Rule 41(b) of the Federal Rules of Civil Procedure provides that a court may in its discretion dismiss any action based on the failure of the plaintiff to prosecute or comply with any order of the court. Hulsey v. Texas, 929 F.2d 168, 171 (5th Cir. 1991); McCullough v. Lynaugh, 835 F.2d 1126, 1127 (5th Cir. 1988); Brinkmann v. Dallas Cnty. Deputy Sheriff Abner, 813 F.2d 744, 749 (5th Cir. 1987). In applying the sanction of dismissal, courts have traditionally considered the extent to which the plaintiff, rather than his counsel, is responsible for the delay or failure to comply with the court's order. Markwell v. Cnty. of Bexar, 878 F.2d 899, 902 (5th Cir. 1989); Price v. McGlathery, 792 F.2d 472, 474-75 (5th Cir. 1986). Since the plaintiff in this case is now in proper person, it is apparent that this court must weigh his actions alone in considering dismissal of this action under Rule 41(b). A pro se litigant is not exempt from compliance with relevant rules of procedural and substantive law. Birl v. Estelle, 660 F.2d 592, 593 (5th Cir. 1981); Edwards v. Harris Cnty. Sheriff's Ofc., 864 F.Supp. 633, 637 (S.D. Tex. 1994). A pro se litigant who fails to comply with procedural rules has the burden of establishing excusable neglect, which is a strict standard requiring proof of more than mere ignorance. Kersh v. Derozier, 851 F.2d 1509, 1512 (5th Cir. 1988); Birl, 660 F.2d at 593.

The court has attempted through its orders to have plaintiff provide it with the information necessary to prosecute plaintiff's case. Plaintiff's failure to comply with the court's August 6, 2019 and November 13, 2019 orders, Record Doc. Nos. 3 and 8, coupled with his counsel's withdrawal due to plaintiff's complete failure to communicate with him, Record Doc. Nos. 6 and 7, clearly reflects a failure on the part of plaintiff to prosecute.

In an effort to afford plaintiff one final opportunity to respond, I have issued these findings and recommendation to the presiding United States District Judge. Plaintiff is advised that he may object to the Magistrate Judge's proposed Findings and Recommendation within fourteen (14) days from the date of service of this report. The plaintiff is advised that any objection should be in writing and filed with the Clerk of the United States District Court, Eastern District of Louisiana, 500 Poydras Street, New Orleans, Louisiana 70130, on a written document containing the caption of this lawsuit. It is suggested to the plaintiff that his objection should contain a short summary of the reasons that plaintiff failed to comply with the court's previous orders. It is further suggested that the plaintiff should also provide the court with the information requested in the court's previous orders as detailed above.

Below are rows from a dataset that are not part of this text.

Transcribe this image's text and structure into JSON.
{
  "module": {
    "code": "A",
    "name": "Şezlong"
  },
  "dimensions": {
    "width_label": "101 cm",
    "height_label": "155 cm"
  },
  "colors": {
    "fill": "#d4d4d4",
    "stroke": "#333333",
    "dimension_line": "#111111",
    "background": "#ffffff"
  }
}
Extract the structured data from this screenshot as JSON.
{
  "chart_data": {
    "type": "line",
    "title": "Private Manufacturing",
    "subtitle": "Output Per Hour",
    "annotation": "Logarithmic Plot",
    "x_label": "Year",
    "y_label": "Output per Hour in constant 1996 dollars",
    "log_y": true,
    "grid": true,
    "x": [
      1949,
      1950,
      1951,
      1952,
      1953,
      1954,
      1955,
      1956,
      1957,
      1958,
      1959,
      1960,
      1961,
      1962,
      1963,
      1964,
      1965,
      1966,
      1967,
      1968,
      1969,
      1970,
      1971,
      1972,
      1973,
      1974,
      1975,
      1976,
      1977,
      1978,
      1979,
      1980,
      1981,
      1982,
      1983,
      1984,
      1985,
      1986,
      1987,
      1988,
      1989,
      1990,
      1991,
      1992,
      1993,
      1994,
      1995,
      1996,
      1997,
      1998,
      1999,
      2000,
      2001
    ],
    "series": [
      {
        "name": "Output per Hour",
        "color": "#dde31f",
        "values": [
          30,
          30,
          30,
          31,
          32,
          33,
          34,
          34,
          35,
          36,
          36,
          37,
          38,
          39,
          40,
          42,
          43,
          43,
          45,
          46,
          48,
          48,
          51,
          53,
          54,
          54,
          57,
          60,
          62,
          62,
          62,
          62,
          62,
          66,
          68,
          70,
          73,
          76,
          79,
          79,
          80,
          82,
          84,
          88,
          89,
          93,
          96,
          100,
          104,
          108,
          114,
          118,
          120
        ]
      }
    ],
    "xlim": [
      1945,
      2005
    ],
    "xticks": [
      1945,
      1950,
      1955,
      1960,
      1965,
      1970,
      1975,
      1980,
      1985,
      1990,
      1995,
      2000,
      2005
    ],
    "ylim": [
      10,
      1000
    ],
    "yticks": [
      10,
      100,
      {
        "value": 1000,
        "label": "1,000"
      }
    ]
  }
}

Plaintiff is advised that failure to file written objections to the Magistrate Judge's Findings and Recommendation may and probably will result in dismissal of plaintiff's suit. A party's failure to file written objections to the proposed findings, conclusions, and recommendation in a magistrate judge's report and recommendation within fourteen (14) days after being served with a copy shall bar that party, except upon grounds of plain error, from attacking on appeal the unobjected-to proposed factual findings and legal conclusions accepted by the district court, provided that the party has been served with notice that such consequences will result from a failure to object. Douglass v. United Servs. Auto. Ass'n, 79 F.3d 1415, 1430 (5th Cir. 1996) (en banc) (citing 28 U.S.C. § 636(b)(1)).1

RECOMMENDATION

IT IS RECOMMENDED that, if plaintiff does not file written objections to these Findings and Recommendation, the claims of Rex Horton be dismissed with prejudice for failure to prosecute.

FootNotes


1. Douglass referred to the previously applicable ten-day period for the filing of objections. Effective December 1, 2009, 28 U.S.C. § 636(b)(1) was amended to extend the period to fourteen days.